Are you sure its her? I'd be raging .. I'd have to have it out with her

Hugs for you

gnocci Mon 10-Dec-12 13:16:40

naming it's not like that. the person knows full well my friend knows.

girlywhirly Mon 10-Dec-12 13:44:34

I think you were partly in the wrong for trusting her with something so confidential. Having said that, she should have kept her mouth shut, and has now risked losing a friend over it. At least you and her boss know she isn't trustworthy and therefore she will lose out in the long run, she may even be passed over for promotion if it gets out she can't keep confidences.

I think you should have it out with her and explain that under the circumstances you don't wish her to come for Christmas.

EldritchCleavage Mon 10-Dec-12 13:55:49

I don't think you were wrong at all. It is quite understandable to elan on a friend when there is something very big you need to talk about, and it was very wrong of her to tell a person who belongs to the exact group of people whom you want to keep it from. Then lie about it.

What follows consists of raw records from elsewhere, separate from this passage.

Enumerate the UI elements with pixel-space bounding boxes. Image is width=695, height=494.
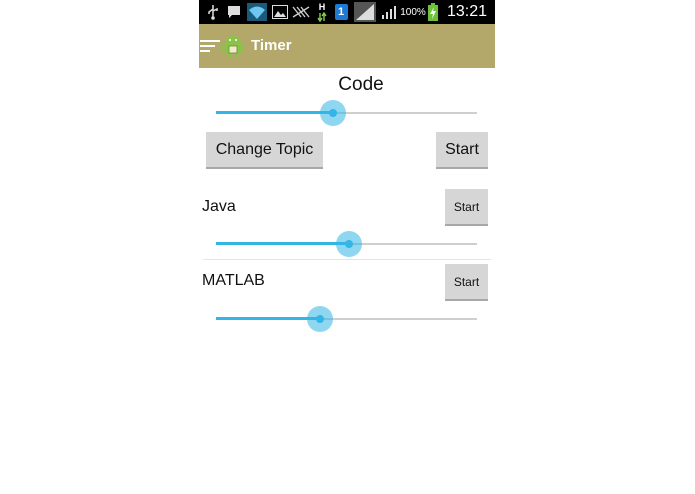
main-topic-slider[interactable] (216, 99, 477, 127)
action-bar-title: Timer (251, 37, 292, 54)
signal-icon-2 (380, 0, 400, 24)
signal-icon (353, 0, 377, 24)
notification-count: 1 (334, 4, 348, 20)
action-bar: Timer (199, 24, 495, 68)
wifi-icon (247, 0, 267, 24)
clock: 13:21 (446, 3, 488, 20)
topic-java-start-button[interactable]: Start (445, 189, 488, 226)
battery-charging-icon (427, 0, 439, 24)
slider-fill (216, 111, 334, 114)
main-start-button[interactable]: Start (436, 132, 488, 169)
status-bar: H 1 100% 13:21 (199, 0, 495, 24)
slider-fill (216, 317, 321, 320)
chat-icon (226, 0, 242, 24)
topic-matlab-slider[interactable] (216, 305, 477, 333)
android-app-icon (221, 33, 245, 59)
no-sim-icon (292, 0, 310, 24)
image-icon (271, 0, 289, 24)
topic-java-slider[interactable] (216, 230, 477, 258)
slider-fill (216, 242, 350, 245)
change-topic-button[interactable]: Change Topic (206, 132, 323, 169)
notification-badge-icon: 1 (334, 0, 348, 24)
topic-divider (203, 259, 491, 260)
battery-percent: 100% (400, 6, 426, 18)
drawer-menu-icon[interactable] (199, 38, 221, 54)
topic-java-label: Java (202, 198, 236, 215)
usb-icon (205, 0, 221, 24)
data-activity-icon: H (315, 0, 329, 24)
main-topic-label: Code (338, 74, 384, 95)
h-indicator: H (318, 1, 326, 12)
topic-matlab-start-button[interactable]: Start (445, 264, 488, 301)
topic-matlab-label: MATLAB (202, 272, 265, 289)
phone-screen: H 1 100% 13:21 Timer Code Change Topic S… (199, 0, 495, 494)
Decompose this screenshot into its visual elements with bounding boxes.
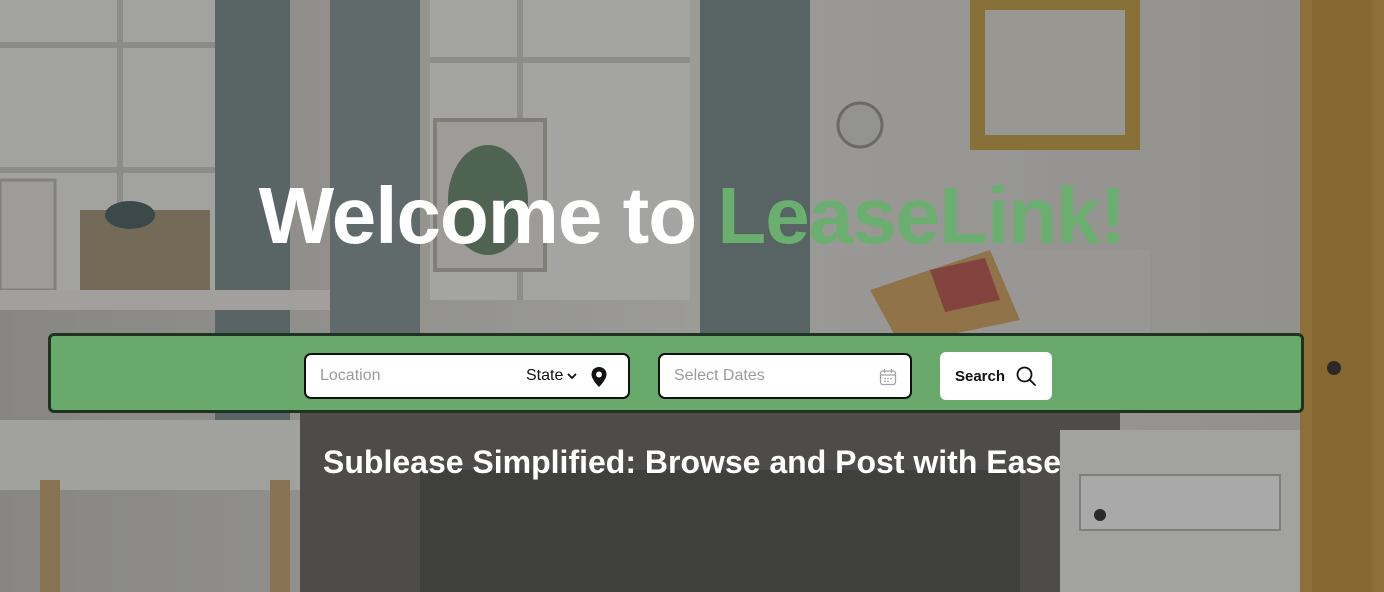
search-button-label: Search (954, 367, 1006, 385)
chevron-down-icon (567, 373, 577, 379)
state-dropdown[interactable]: State (526, 367, 578, 385)
location-field: State (304, 353, 630, 399)
tagline: Sublease Simplified: Browse and Post wit… (323, 444, 1061, 480)
search-bar: State (48, 333, 1304, 413)
calendar-icon (879, 368, 897, 386)
hero-section: Welcome to LeaseLink! State (0, 0, 1384, 592)
map-pin-icon[interactable] (590, 366, 608, 388)
headline-prefix: Welcome to (258, 171, 718, 260)
dark-overlay (0, 0, 1384, 592)
page-title: Welcome to LeaseLink! (0, 168, 1384, 264)
state-dropdown-label: State (526, 367, 564, 384)
location-input[interactable] (320, 355, 510, 397)
dates-input[interactable] (674, 355, 864, 397)
search-button[interactable]: Search (940, 352, 1052, 400)
brand-name: LeaseLink! (717, 171, 1126, 260)
dates-field[interactable] (658, 353, 912, 399)
search-icon (1016, 366, 1036, 386)
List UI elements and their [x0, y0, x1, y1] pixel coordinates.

I think your options are: (1) have it out with her, but don't have her for Xmas whatever the outcome. You'll probably need a breathing space while you decide what to do; (2) Cancel the visit, dump her and move on without getting into it.

gnocci Mon 10-Dec-12 14:37:56

Right, she'd admitted it sad

Told her to give me time to think.

gnocci Mon 10-Dec-12 14:38:17

she's

PowerPants Mon 10-Dec-12 22:32:34

Why did she do it?

gnocci Mon 10-Dec-12 22:43:05

She said she "must have been pissed"

Groan sad

gimmecakeandcandy Mon 10-Dec-12 22:48:12

Being pissed is NO excuse - what a SHIT friend she is. Uninvite her and create some distance - she obviously has no respect to do this. Do you really want someone like that in your life? She is not a friend.

Hegsy Mon 10-Dec-12 22:51:38

Definitely uninvite. I'd be seriously reconsidering the friendship and would never trust her again.